|Fact sheet No 104: Tuberculosis - Revised April 2000 (WHO, 2000, 3 p.)|
HIV is accelerating the spread of TB
HIV and TB form a lethal combination, each speeding the other's progress. HIV weakens the immune system. Someone who is HIV-positive and infected with TB is many times more likely to become sick with TB than someone infected with TB who is HIV-negative. TB is a leading cause of death among people who are HIV-positive. It accounts for about 15% of AIDS deaths worldwide. In Africa, HIV is the single most important factor determining the increased incidence of TB in the last ten years.

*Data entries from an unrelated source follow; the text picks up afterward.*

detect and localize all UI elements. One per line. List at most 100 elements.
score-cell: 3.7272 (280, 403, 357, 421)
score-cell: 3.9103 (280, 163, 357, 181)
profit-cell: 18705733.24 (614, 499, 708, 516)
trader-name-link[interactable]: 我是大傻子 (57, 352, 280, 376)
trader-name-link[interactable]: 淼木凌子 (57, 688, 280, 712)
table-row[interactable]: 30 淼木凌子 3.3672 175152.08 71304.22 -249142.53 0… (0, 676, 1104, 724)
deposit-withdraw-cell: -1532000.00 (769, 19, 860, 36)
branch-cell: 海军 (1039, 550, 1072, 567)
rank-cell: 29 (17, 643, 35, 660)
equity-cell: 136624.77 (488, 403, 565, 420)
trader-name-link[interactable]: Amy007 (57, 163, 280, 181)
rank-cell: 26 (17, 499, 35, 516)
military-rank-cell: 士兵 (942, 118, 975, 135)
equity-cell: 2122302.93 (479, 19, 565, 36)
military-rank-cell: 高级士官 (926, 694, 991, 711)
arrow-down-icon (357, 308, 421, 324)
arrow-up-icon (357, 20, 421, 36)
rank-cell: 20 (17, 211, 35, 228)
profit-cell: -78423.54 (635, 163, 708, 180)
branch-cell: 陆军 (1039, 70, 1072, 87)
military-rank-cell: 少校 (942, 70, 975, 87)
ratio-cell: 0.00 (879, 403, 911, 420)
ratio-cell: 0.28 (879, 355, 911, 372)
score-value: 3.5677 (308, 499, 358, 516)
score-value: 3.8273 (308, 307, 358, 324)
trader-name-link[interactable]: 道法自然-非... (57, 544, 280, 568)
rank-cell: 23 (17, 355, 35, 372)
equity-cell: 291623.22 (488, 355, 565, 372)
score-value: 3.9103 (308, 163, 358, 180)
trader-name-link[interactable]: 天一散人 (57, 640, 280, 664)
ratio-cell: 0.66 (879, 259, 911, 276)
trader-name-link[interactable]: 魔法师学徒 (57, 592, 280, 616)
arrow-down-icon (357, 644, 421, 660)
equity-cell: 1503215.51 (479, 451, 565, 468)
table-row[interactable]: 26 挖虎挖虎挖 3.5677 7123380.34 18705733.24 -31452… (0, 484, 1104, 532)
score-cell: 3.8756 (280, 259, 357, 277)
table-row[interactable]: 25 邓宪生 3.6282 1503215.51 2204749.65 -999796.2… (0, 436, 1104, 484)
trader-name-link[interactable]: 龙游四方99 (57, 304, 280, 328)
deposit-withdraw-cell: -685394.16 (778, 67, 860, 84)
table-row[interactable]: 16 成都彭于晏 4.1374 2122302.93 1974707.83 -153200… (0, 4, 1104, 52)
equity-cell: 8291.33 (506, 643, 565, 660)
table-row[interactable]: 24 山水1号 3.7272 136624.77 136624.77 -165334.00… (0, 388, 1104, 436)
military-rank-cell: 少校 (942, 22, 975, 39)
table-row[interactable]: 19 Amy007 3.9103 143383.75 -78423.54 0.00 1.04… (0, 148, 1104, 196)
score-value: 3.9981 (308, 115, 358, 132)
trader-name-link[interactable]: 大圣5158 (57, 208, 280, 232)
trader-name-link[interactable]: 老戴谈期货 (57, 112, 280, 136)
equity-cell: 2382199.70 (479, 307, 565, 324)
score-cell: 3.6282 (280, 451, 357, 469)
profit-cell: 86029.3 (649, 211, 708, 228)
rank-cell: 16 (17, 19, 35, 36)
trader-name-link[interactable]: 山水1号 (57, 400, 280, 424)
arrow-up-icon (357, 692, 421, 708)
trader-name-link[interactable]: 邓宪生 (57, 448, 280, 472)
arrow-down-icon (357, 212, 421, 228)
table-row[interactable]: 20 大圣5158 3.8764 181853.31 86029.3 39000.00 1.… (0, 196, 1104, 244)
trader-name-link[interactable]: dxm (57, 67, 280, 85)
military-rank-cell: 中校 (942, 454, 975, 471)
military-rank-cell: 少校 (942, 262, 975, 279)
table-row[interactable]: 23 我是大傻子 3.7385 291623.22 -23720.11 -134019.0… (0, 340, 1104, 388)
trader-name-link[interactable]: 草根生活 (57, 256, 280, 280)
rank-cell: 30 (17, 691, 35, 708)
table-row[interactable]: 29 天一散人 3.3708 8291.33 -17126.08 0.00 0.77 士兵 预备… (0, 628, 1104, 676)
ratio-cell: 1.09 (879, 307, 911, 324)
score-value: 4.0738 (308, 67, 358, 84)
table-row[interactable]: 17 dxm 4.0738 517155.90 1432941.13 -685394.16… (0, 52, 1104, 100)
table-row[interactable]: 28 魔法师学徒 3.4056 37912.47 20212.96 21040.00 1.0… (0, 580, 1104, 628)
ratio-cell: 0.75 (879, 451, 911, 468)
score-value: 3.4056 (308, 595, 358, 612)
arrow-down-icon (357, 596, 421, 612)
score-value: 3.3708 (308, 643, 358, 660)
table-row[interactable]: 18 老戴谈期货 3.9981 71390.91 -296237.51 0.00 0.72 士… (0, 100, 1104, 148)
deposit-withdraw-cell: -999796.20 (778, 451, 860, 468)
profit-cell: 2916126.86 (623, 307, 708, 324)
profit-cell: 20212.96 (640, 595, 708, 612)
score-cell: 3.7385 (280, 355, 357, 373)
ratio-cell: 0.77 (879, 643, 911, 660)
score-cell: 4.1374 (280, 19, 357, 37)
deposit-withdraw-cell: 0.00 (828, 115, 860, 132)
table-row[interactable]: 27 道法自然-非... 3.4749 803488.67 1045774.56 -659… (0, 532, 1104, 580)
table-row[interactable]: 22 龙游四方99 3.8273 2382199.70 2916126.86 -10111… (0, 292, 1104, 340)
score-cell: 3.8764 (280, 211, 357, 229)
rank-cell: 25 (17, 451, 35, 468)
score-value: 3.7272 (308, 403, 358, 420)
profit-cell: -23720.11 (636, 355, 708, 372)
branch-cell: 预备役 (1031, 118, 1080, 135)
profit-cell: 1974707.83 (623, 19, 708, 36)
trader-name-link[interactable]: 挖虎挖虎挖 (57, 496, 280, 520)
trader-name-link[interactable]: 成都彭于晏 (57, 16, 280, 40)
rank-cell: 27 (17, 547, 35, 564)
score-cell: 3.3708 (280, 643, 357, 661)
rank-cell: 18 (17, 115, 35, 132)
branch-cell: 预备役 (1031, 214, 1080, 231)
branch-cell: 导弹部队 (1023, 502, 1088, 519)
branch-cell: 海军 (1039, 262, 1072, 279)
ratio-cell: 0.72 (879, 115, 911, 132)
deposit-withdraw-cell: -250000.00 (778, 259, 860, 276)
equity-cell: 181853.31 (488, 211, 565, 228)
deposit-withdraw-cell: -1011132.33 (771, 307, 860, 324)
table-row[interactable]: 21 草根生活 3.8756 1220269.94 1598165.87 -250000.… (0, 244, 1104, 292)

Poorly managed TB programmes are threatening to make TB incurable
Until 50 years ago, there were no drugs to cure TB. Now, strains that are resistant to a single drug have been documented in every country surveyed and, what is more, strains of TB resistant to all major anti-TB drugs have emerged. Drug-resistant TB is caused by inconsistent or partial treatment, when patients do not take all their drugs regularly for the required period because they start to feel better, doctors and health workers prescribe the wrong treatment regimens or the drug supply is unreliable. A particularly dangerous form of drug-resistant TB is multidrug-resistant TB (MDR-TB), which is defined as the disease due to TB bacilli resistant to at least isoniazid and rifampicin---the two most powerful anti-TB drugs. MDR-TB is rising at alarming rates in some countries, especially in the former Soviet Union, and threatens global TB control efforts.
From a public health perspective, poorly supervised or incomplete treatment of TB is worse than no treatment at all. When people fail to complete standard treatment regimens, or are given the wrong treatment regimen, they may remain infectious. The bacilli in their lungs may develop resistance to anti-TB drugs. People they infect will have the same drug-resistant strain. While drug-resistant TB is treatable, it requires extensive chemotherapy (up to two years of treatment) that is often prohibitively expensive (often more than 100 times more expensive than treatment of drug-susceptible TB), and is also more toxic to patients.
WHO and its international partners are have formed the DOTS-Plus Working Group, which is attempting to determine the best possible strategy to manage MDR-TB. One of the goals of DOTS-Plus is to increase access to expensive second-line anti-TB drugs for WHO-approved TB control programmes in low and middle income countries.
Movement of people is helping the spread of TB
Global trade and the number of people travelling in aeroplanes have increased dramatically over the last forty years. In many industrialized countries, at least one-half of TB cases are among foreign-born people. In the US, nearly 40% of TB cases are among foreign-born people.
The number of refugees and displaced people in the world is also increasing. Untreated TB spreads quickly in crowded refugee camps and shelters. It is difficult to treat mobile populations, as treatment takes at least six months. As many as 50 percent of the world's refugees may be infected with TB. As they move, they may spread TB.
Other displaced people such as homeless people in industrialized countries are at risk. In 1995, approximately 30 percent of San Francisco's homeless population and 25 percent of London's homeless were reported to be infected with TB. These figures compare to overall prevalences of 7 percent in the United States and 13 percent in the United Kingdom. The prevalence of infection in prisons can be even higher.